Wer wirkt mit wieviel Geld auf ein Gesetz der Bundesregierung ein? Das soll mit einem strengeren Lobbyregister klarer werden. Doch die Ampelfraktionen haben einige Punkte aufgeweicht.

Von Georg Ismar, Berlin

Ein Gesetz kann schnell Milliardenauswirkungen haben, das hat das Ringen um Wärmepumpen statt Gas- und Ölheizungen gezeigt. Der Umbau Deutschlands zu einer klimafreundlicheren Energie- und Wärmeversorgung ist daher auch ein Tummelplatz für Lobbyisten aller Couleur. "Rund 6000 Lobbyisten investieren ein Volumen von 800 Millionen Euro pro Jahr in politischen Lobbyismus", sagt der SPD-Abgeordnete Johannes Fechner der Süddeutschen Zeitung. "Deswegen müssen wir das Lobbyregister verschärfen, damit die Bürger maximale Transparenz bekommen, wer versucht hat, Einfluss auf ein Gesetz zu nehmen".

Nachdem nun beim Heizungsgesetz eine Grundsatzeinigung steht, lösen sich auch andere Bremsen. Größere, wie beim Fachkräfteeinwanderungsgesetz. Und kleinere, wie beim Lobbyregister, an dem Fechner mitgewirkt hat. An diesem Freitag ist die erste Lesung im Bundestag geplant - aber es fällt auf, dass der Kabinettsbeschluss in den finalen Beratungen der Ampelfraktionen an einigen Stellen aufgeweicht worden ist.

Es wird transparenter, aber nicht auf allen Ebenen

An einer wichtigen Stelle auf Wunsch der FDP, wie zu hören ist: So sollen Kontakte von Lobbyisten im Gesetzesprozess nur bis runter zur Ebene der Referatsleitungen einbezogen werden - nicht aber wie zunächst vom Kabinett beschlossen, noch weiter runter bis zur Referentenebene.

Dadurch bleibt im Dunkeln, was hier schon an Hinweisen von außen einfließt, sofern die Referenten dies dem Referatsleiter nicht anzeigen.

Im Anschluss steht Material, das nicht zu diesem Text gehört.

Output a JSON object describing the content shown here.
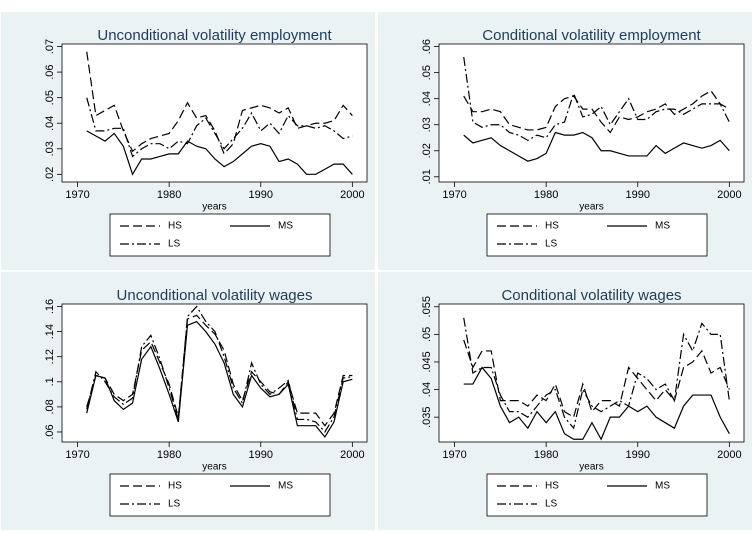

Allerdings muss künftig konkreter als bisher angegeben werden, auf welches Gesetzes- oder Verordnungsvorhaben sich der Lobbykontakt bezieht. "Wichtig ist auch, dass die Finanzquellen offen gelegt sind, wer hinter der Lobby steht", betont Fechner.

Bisher erfährt man zum Beispiel nur, dass der Bundesverband Wärmepumpe im Geschäftsjahr 2021 rund 300 000 Euro für die Interessensvertretung aufgewandt hat. Das Lobbyregister ist seit 2022 auf der Internetseite des Bundestags einsehbar. Lobbyisten müssen sich dort eintragen und Angaben über Auftraggeber, Themenschwerpunkte und ihre Finanzausgaben machen. Bei Verstößen droht ein Bußgeld von bis zu 50 000 Euro.

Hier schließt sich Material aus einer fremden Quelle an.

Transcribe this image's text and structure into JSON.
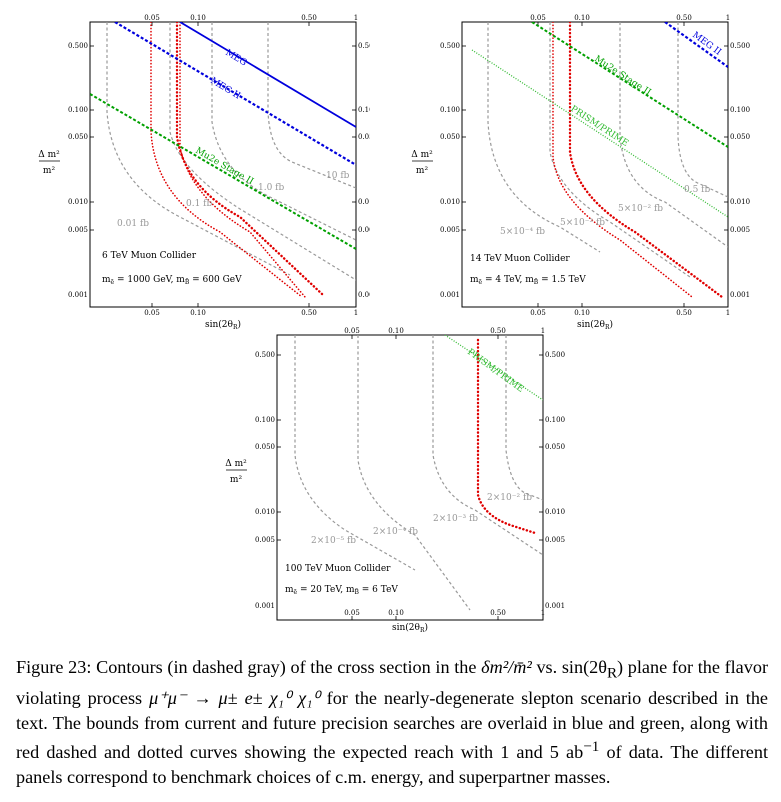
{
  "figure": {
    "number_label": "Figure 23:",
    "caption_parts": {
      "p1": "Contours (in dashed gray) of the cross section in the ",
      "math_dm": "δm²/m̄²",
      "p2": " vs. sin(2θ",
      "p2b": ") plane for the flavor violating process ",
      "process": "μ⁺μ⁻ → μ± e± χ₁⁰ χ₁⁰",
      "p3": " for the nearly-degenerate slepton scenario described in the text. The bounds from current and future precision searches are overlaid in blue and green, along with red dashed and dotted curves showing the expected reach with 1 and 5 ab",
      "p3sup": "−1",
      "p4": " of data. The different panels correspond to benchmark choices of c.m. energy, and superpartner masses."
    }
  },
  "axes": {
    "ylabel_num": "Δ m²",
    "ylabel_den": "m²",
    "xlabel": "sin(2θR)",
    "xlabel_main": "sin(2θ",
    "xlabel_sub": "R",
    "xlabel_close": ")",
    "x_ticks": [
      "0.05",
      "0.10",
      "0.50",
      "1"
    ],
    "y_ticks": [
      "0.500",
      "0.100",
      "0.050",
      "0.010",
      "0.005",
      "0.001"
    ],
    "x_scale": "log",
    "y_scale": "log",
    "xlim": [
      0.02,
      1.0
    ],
    "ylim": [
      0.001,
      0.7
    ]
  },
  "colors": {
    "contour": "#999999",
    "red": "#e00000",
    "blue": "#0000dd",
    "green": "#00a000",
    "green_light": "#33bb33"
  },
  "panels": [
    {
      "id": "6tev",
      "collider": "6 TeV Muon Collider",
      "masses": "m_ẽ = 1000 GeV,  m_B̃ = 600 GeV",
      "mass_e_label": "m",
      "mass_e_value": " = 1000 GeV,  m",
      "mass_b_value": " = 600 GeV",
      "contour_labels": [
        "0.01 fb",
        "0.1 fb",
        "1.0 fb",
        "10 fb"
      ],
      "bound_labels": {
        "meg": "MEG",
        "meg2": "MEG II",
        "mu2e": "Mu2e Stage II"
      }
    },
    {
      "id": "14tev",
      "collider": "14 TeV Muon Collider",
      "mass_e_value": " = 4 TeV,  m",
      "mass_b_value": " = 1.5 TeV",
      "contour_labels": [
        "5×10⁻⁴ fb",
        "5×10⁻³ fb",
        "5×10⁻² fb",
        "0.5 fb"
      ],
      "bound_labels": {
        "meg2": "MEG II",
        "mu2e": "Mu2e Stage II",
        "prism": "PRISM/PRIME"
      }
    },
    {
      "id": "100tev",
      "collider": "100 TeV Muon Collider",
      "mass_e_value": " = 20 TeV,  m",
      "mass_b_value": " = 6 TeV",
      "contour_labels": [
        "2×10⁻⁵ fb",
        "2×10⁻⁴ fb",
        "2×10⁻³ fb",
        "2×10⁻² fb"
      ],
      "bound_labels": {
        "prism": "PRISM/PRIME"
      }
    }
  ]
}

Künftig sollen die Angaben detaillierter werden - zu den Einnahmen, zur Höhe öffentlicher Zuwendungen, zu Schenkungen und zur Höhe der Mitgliedsbeiträge. "Damit soll, wie im EU-Transparenzregister, auf einen Blick erkennbar werden, aus welchen Quellen sich die Interessenvertreterin oder der Interessenvertreter finanziert", heißt es im Gesetzentwurf. Mit der Reform wird zudem ein Schlupfloch geschlossen: Bisher sind Einflüsse vielfach verschleiert worden, indem Agenturen eingeschaltet wurden, um Regierung und und Abgeordnete zu bearbeiten. "Zukünftig können Lobbyorganisationen nicht mehr eine Reihe von Agenturen beauftragen, um die Angabenpflicht zu umgehen", so Fechner.

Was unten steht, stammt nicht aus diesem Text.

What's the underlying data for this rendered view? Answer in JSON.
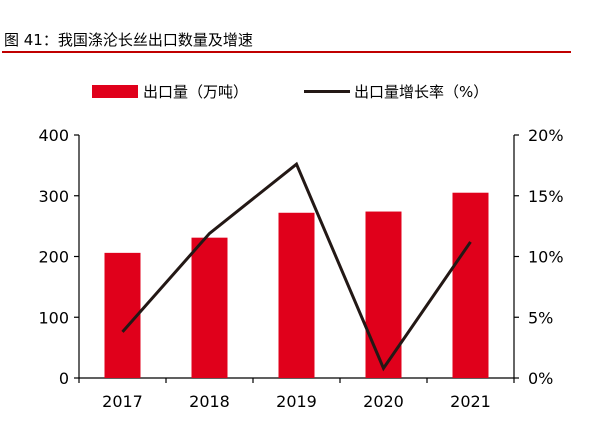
{
  "figure": {
    "title": "图 41：我国涤沦长丝出口数量及增速",
    "accent_color": "#C00000"
  },
  "chart_data": {
    "type": "bar",
    "categories": [
      "2017",
      "2018",
      "2019",
      "2020",
      "2021"
    ],
    "series": [
      {
        "name": "出口量（万吨）",
        "type": "bar",
        "axis": "left",
        "color": "#E0001B",
        "values": [
          206,
          231,
          272,
          274,
          305
        ]
      },
      {
        "name": "出口量增长率（%）",
        "type": "line",
        "axis": "right",
        "color": "#231815",
        "values": [
          3.8,
          11.9,
          17.6,
          0.8,
          11.2
        ]
      }
    ],
    "y_left": {
      "ylim": [
        0,
        400
      ],
      "ticks": [
        0,
        100,
        200,
        300,
        400
      ],
      "tick_labels": [
        "0",
        "100",
        "200",
        "300",
        "400"
      ]
    },
    "y_right": {
      "ylim": [
        0,
        20
      ],
      "ticks": [
        0,
        5,
        10,
        15,
        20
      ],
      "tick_labels": [
        "0%",
        "5%",
        "10%",
        "15%",
        "20%"
      ]
    },
    "grid": false,
    "legend_position": "top"
  }
}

Ausnahmen für Kirchen und Gewerkschaften

Einige Aufweichungen betreffen Organisationen wie Greenpeace, LobbyControl, die Umwelthilfe oder den WWF, die ebenfalls erheblichen Einfluss ausüben können. Sie finanzieren sich vor allem über Spenden, dürfen aber anders als ursprünglich geplant in einer Übergangsphase Spender anonymisiert angeben - und müssen Schenkungen nur offenlegen, wenn sie mehr als zehn Prozent der Gesamtschenkungssumme in einem Geschäftsjahr ausmachen. In der Unions-Fraktion wird daher moniert, "Finanzströme links-grüner Vorfeldorganisationen und NGOs" würden so verschleiert.

Zudem würden Lobbyisten gegenüber Parteien privilegiert, heißt es aus der Union. Wenn Parteien ihre Spenden ab einem Betrag über 10 000 Euro offenlegen müssen, dann müsse dies erst recht auch für Lobbyisten gelten.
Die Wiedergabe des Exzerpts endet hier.